Survei yang sama menemukan bahwa sekitar 20,8 persen wanita India di Twitter menggunakan platform tersebut untuk tetap mendapat informasi tentang berita lokal dan internasional dan 11,7 persen dari mereka, untuk menemukan rekan-rekan yang berpikiran sama dengan memanfaatkan kekuatan tagar. Sementara itu, 6,9 persen wanita India men-tweet tentang kehidupan sehari-hari mereka, dan sekitar 4,2 persen terlibat dalam percakapan pribadi seputar topik seperti hubungan romantis dan kesehatan mental
Di India, pengusaha perempuan menghadapi kendala terkait rendahnya akses permodalan, keterbatasan hak milik, dan keterbatasan mobilitas. Tingkat penolakan pinjaman untuk UKM milik wanita di India hampir dua kali lipat dibandingkan UKM milik pria.
Sebagai akibat dari keterbatasan ini, sebagian besar bisnis milik perempuan di India adalah usaha mikro; dari semua usaha mikro, kurang dari 10 persen dimiliki oleh perempuan. Namun, karena internet menjadi lebih mudah diakses dan digitalisasi meningkat, peluang baru terbuka untuk perusahaan milik perempuan.
Pencitraan merek media sosial telah menjadi strategi yang diperlukan untuk sebagian besar bisnis, dan tidak hanya di India. Menurut sebuah penelitian berjudul, ‘Zona pemberdayaan? Perempuan, kafe internet, dan transformasi kehidupan di Mesir, penggunaan media sosial oleh pengusaha perempuan di negara berkembang meningkatkan efikasi diri dan modal sosial perempuan.
Ini memberikan ruang bagi bisnis milik perempuan untuk meningkatkan pertumbuhan mereka dan mengakses layanan keuangan formal. Hal ini memungkinkan perempuan untuk melakukan bisnis mereka secara online, sehingga menghilangkan kebutuhan untuk investasi di ruang fisik.
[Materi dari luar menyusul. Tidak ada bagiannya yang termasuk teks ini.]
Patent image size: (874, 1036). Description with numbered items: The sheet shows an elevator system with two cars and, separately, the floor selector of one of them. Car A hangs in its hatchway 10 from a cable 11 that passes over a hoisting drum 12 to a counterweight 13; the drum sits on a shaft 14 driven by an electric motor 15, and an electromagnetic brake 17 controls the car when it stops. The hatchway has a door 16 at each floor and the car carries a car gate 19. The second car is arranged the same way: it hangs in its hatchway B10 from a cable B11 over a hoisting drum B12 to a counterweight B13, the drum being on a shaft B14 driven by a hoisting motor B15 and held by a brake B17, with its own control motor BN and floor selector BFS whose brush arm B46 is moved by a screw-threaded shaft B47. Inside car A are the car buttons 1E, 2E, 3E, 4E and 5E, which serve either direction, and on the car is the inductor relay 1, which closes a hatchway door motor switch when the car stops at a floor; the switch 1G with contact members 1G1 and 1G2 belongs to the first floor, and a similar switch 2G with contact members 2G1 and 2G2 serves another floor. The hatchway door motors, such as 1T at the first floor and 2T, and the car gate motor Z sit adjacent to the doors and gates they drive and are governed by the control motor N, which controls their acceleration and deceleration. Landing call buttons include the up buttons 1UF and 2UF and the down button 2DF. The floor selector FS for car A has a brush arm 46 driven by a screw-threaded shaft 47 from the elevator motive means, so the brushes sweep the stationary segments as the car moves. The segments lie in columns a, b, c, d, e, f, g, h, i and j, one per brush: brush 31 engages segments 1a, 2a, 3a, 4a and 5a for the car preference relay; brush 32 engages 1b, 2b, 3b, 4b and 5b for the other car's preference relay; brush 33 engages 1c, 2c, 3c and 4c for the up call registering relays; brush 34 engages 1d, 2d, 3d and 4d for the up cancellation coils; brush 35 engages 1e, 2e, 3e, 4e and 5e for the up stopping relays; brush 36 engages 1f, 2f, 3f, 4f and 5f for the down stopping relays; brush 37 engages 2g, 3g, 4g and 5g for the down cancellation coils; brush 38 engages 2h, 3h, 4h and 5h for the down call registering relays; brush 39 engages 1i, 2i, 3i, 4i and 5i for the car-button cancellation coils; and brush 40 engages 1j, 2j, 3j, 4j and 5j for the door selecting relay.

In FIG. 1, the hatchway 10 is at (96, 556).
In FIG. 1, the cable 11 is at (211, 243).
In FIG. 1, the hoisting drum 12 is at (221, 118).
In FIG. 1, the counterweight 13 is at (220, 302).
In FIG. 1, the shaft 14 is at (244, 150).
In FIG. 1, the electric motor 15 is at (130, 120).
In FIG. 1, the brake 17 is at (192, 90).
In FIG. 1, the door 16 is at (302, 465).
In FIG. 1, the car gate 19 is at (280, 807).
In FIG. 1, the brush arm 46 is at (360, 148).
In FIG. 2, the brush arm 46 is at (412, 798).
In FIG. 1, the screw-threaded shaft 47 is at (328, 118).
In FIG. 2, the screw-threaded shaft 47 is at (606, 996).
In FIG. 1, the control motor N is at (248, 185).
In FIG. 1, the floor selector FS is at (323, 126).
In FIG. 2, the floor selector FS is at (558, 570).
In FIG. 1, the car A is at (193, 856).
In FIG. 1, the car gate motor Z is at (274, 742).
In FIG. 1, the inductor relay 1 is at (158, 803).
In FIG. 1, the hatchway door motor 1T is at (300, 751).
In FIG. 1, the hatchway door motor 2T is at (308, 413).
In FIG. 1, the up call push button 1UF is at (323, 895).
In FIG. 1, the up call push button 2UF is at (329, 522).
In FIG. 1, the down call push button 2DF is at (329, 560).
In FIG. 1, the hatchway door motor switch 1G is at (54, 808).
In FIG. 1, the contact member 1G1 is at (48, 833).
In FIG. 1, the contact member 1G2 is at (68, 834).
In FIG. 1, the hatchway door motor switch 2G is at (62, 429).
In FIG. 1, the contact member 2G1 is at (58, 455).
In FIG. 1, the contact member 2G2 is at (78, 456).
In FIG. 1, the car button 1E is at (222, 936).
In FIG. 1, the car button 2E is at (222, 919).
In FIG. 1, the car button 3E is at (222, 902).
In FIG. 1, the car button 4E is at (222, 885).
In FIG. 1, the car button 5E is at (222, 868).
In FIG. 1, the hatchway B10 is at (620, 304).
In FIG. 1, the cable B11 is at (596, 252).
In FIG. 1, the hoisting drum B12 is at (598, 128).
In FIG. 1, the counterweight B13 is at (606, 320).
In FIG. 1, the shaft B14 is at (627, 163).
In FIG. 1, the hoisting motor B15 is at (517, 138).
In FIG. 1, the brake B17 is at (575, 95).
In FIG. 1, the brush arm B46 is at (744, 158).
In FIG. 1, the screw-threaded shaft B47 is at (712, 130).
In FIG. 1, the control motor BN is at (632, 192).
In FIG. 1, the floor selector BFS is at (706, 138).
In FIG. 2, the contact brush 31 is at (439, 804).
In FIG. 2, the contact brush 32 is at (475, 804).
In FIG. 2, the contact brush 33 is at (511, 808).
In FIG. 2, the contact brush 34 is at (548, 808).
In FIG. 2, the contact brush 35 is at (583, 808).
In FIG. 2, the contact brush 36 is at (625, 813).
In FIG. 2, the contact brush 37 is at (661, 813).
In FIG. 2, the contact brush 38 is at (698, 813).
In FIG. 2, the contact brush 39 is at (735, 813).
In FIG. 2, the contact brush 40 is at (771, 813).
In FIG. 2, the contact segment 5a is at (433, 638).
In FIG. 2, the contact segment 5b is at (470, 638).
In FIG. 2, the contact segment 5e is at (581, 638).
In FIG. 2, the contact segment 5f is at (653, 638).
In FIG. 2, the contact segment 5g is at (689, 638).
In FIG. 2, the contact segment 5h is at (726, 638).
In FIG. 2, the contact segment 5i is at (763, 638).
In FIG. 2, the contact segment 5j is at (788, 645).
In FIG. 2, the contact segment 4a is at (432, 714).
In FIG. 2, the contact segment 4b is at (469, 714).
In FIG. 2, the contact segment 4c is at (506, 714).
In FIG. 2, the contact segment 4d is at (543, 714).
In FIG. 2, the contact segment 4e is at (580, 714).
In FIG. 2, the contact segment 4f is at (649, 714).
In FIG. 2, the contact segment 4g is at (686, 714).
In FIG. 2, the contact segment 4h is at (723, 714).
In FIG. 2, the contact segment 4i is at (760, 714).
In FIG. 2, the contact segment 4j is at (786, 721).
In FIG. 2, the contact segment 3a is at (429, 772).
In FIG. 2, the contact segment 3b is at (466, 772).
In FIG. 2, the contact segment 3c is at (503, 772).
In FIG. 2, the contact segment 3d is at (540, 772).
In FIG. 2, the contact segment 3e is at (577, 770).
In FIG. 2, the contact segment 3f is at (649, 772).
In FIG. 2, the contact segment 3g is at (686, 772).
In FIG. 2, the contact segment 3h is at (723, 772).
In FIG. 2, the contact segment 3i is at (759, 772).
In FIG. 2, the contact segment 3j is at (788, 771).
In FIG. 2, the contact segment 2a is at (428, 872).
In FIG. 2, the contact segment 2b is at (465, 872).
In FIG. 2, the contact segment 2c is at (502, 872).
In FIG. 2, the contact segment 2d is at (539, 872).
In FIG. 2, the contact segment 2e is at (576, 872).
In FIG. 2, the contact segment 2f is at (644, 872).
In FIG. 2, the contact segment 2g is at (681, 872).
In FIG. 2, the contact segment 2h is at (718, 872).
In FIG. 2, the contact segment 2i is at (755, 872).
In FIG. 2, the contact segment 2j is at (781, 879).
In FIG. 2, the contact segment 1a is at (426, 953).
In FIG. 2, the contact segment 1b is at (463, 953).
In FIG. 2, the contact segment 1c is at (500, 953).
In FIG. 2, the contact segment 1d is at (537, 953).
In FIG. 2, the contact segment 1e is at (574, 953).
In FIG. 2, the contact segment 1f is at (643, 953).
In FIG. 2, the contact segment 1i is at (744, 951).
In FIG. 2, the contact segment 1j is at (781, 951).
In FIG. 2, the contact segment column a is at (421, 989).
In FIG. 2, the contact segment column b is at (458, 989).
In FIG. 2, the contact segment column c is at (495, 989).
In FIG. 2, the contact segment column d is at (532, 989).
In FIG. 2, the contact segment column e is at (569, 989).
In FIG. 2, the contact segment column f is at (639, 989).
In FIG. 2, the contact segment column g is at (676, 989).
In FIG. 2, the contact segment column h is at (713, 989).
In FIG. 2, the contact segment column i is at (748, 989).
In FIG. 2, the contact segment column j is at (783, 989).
Platform media sosial juga membuka jalan untuk keterlibatan yang lebih baik dengan bisnis lain, interaksi pelanggan yang lebih dekat, dan respons yang lebih efisien terhadap umpan balik pelanggan. Perdagangan sosial memungkinkan keterlibatan yang lebih personal antara pembeli dan penjual dibandingkan dengan platform e-commerce.
Media sosial juga dapat menjadi sumber yang berguna bagi pengusaha untuk mempelajari keterampilan baru yang akan menguntungkan bisnis mereka. Manfaat ini diperoleh bahkan oleh bisnis skala kecil di zona konflik.
Di Kashmir, misalnya, banyak wanita menggunakan media sosial untuk mempromosikan produk yang mereka buat di perusahaan informal berbasis rumah—seperti perhiasan, kerajinan Kashmir, dan tekstil. Menurut presiden Kamar Dagang dan Industri Kashmir, ada sekitar 4.000 bisnis online yang dipimpin wanita di Lembah Kashmir.
Menurut Laporan Perbankan Dunia Wanita 2019 , pengusaha mikro wanita di India melaporkan menggunakan WhatsApp untuk berkomunikasi dengan pelanggan dan vendor. Selain WhatsApp, pengusaha wanita di India juga menggunakan platform seperti Facebook, Instagram dan YouTube untuk memperluas jaringan dan membuat koneksi baru: 98 persen menggunakan Facebook untuk bisnis mereka, 94 persen menggunakan WhatsApp, dan 7 persen menggunakan Instagram.
Studi ini juga menemukan bahwa 71 persen wanita yang lebih cenderung menggunakan media sosial untuk bisnis dan komunikasi terkait bisnis mereka, adalah satu-satunya pengambil keputusan untuk bisnis mereka.